The last Sonic Youth album I spent any time at all with was Washing Machine from way, way back in 1995. The Eternal picks up exactly where we left off though…and that’s kind of a problem.

If any band was about sounding up to the minute, that band was the aptly named Sonic Youth. They were dissonant, they were cool as shit, and, most of all, they were surprising. Even on the post-classic period Washing Machine they seemed to be trying new things, as when they buried the album’s best pop hook in the 19 minute swathe of noise that was “The Diamond Sea.”

For an avant-band like Sonic Youth, that kind of “fuck-you” isn’t a bug; it’s the whole point. You’re there to have them set you back on your heels, either with the uncompromising but earthy squall of their early albums, or with the way they turned sneering political protest into breathy celebration and back again on Dirty’s “Swimsuit Issue.”

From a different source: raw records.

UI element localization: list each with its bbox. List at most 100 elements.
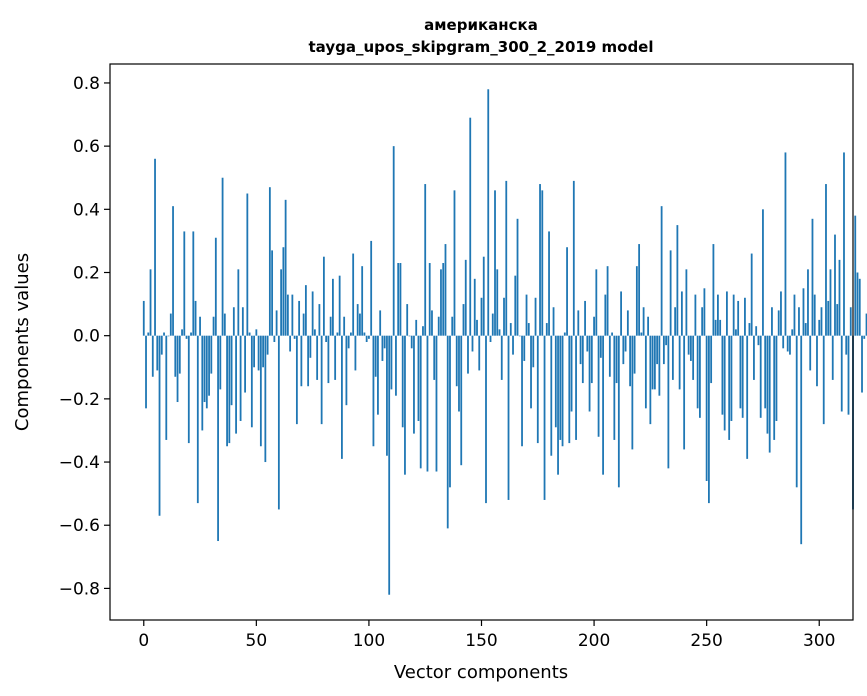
bar-component-133 <box>442 263 445 336</box>
bar-component-297 <box>811 218 814 336</box>
bar-component-64 <box>286 294 289 336</box>
bar-component-280 <box>773 335 776 440</box>
bar-component-40 <box>232 307 235 336</box>
bar-component-45 <box>244 335 246 393</box>
bar-component-224 <box>647 316 650 336</box>
bar-component-122 <box>417 335 420 421</box>
bar-component-255 <box>717 294 719 336</box>
bar-component-170 <box>525 294 528 336</box>
bar-component-254 <box>714 319 717 336</box>
bar-component-126 <box>426 335 429 472</box>
bar-component-0 <box>142 300 145 336</box>
bar-component-160 <box>503 297 505 336</box>
bar-component-314 <box>849 307 852 336</box>
bar-component-308 <box>836 304 839 336</box>
bar-component-239 <box>680 291 683 336</box>
bar-component-292 <box>800 335 803 545</box>
bar-component-263 <box>735 329 737 336</box>
bar-component-277 <box>766 335 769 434</box>
bar-component-93 <box>352 253 355 336</box>
bar-component-22 <box>192 231 195 336</box>
bar-component-75 <box>311 291 314 336</box>
bar-component-291 <box>798 307 800 336</box>
bar-component-143 <box>464 259 467 336</box>
bar-component-243 <box>689 335 692 361</box>
y-tick-label: 0.8 <box>73 74 100 94</box>
bar-component-112 <box>395 335 397 396</box>
bar-component-189 <box>568 335 571 444</box>
bar-component-269 <box>748 323 751 336</box>
bar-component-275 <box>762 209 764 336</box>
bar-component-70 <box>300 335 303 387</box>
bar-component-47 <box>248 332 251 336</box>
bar-component-16 <box>178 335 181 374</box>
bar-component-296 <box>809 335 812 371</box>
bar-component-320 <box>863 335 866 339</box>
x-tick-label: 250 <box>690 631 722 651</box>
bar-component-299 <box>816 335 818 387</box>
bar-component-33 <box>217 335 219 542</box>
bar-component-118 <box>408 335 411 337</box>
bar-component-166 <box>516 218 519 336</box>
bar-component-132 <box>440 269 442 336</box>
bar-component-261 <box>730 335 733 421</box>
bar-component-302 <box>822 335 825 425</box>
bar-component-3 <box>149 269 152 336</box>
bar-component-186 <box>561 335 564 447</box>
bar-component-193 <box>577 310 580 336</box>
bar-component-130 <box>435 335 438 472</box>
bar-component-304 <box>827 300 830 336</box>
bar-component-190 <box>570 335 573 412</box>
bar-component-157 <box>496 269 499 336</box>
bar-component-162 <box>507 335 510 500</box>
bar-component-147 <box>473 278 476 336</box>
bar-component-234 <box>669 250 672 336</box>
bar-component-121 <box>415 319 418 336</box>
bar-component-86 <box>336 332 339 336</box>
bar-component-26 <box>201 335 204 431</box>
bar-component-214 <box>624 335 627 352</box>
bar-component-83 <box>329 316 332 336</box>
bar-component-182 <box>552 307 555 336</box>
bar-component-218 <box>633 335 636 374</box>
bar-component-84 <box>332 278 334 336</box>
bar-component-62 <box>282 247 285 336</box>
bar-component-163 <box>509 323 512 336</box>
bar-component-252 <box>710 335 713 384</box>
bar-component-2 <box>147 332 150 336</box>
bar-component-246 <box>696 335 699 409</box>
bar-component-238 <box>678 335 681 390</box>
bar-component-171 <box>527 323 530 336</box>
bar-component-97 <box>361 266 364 336</box>
bar-component-293 <box>802 288 805 336</box>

All of which is to say that The Eternal is the one thing that a Sonic Youth album should never be. It’s predictable. Not that it’s a Metallica-level embarrassment — “Leaky Lifeboat” has a pretty, almost classical picked motif; “Antenna” is catchy as hell. But the music doesn’t do anything the band wasn’t doing already fifteen years ago. Merle Haggard can get away with that sort of thing because his music is about tradition and fidelity. But Sonic Youth is about something else. And if you can’t stay young, “The Eternal” starts to sound like a very long and very tedious slog.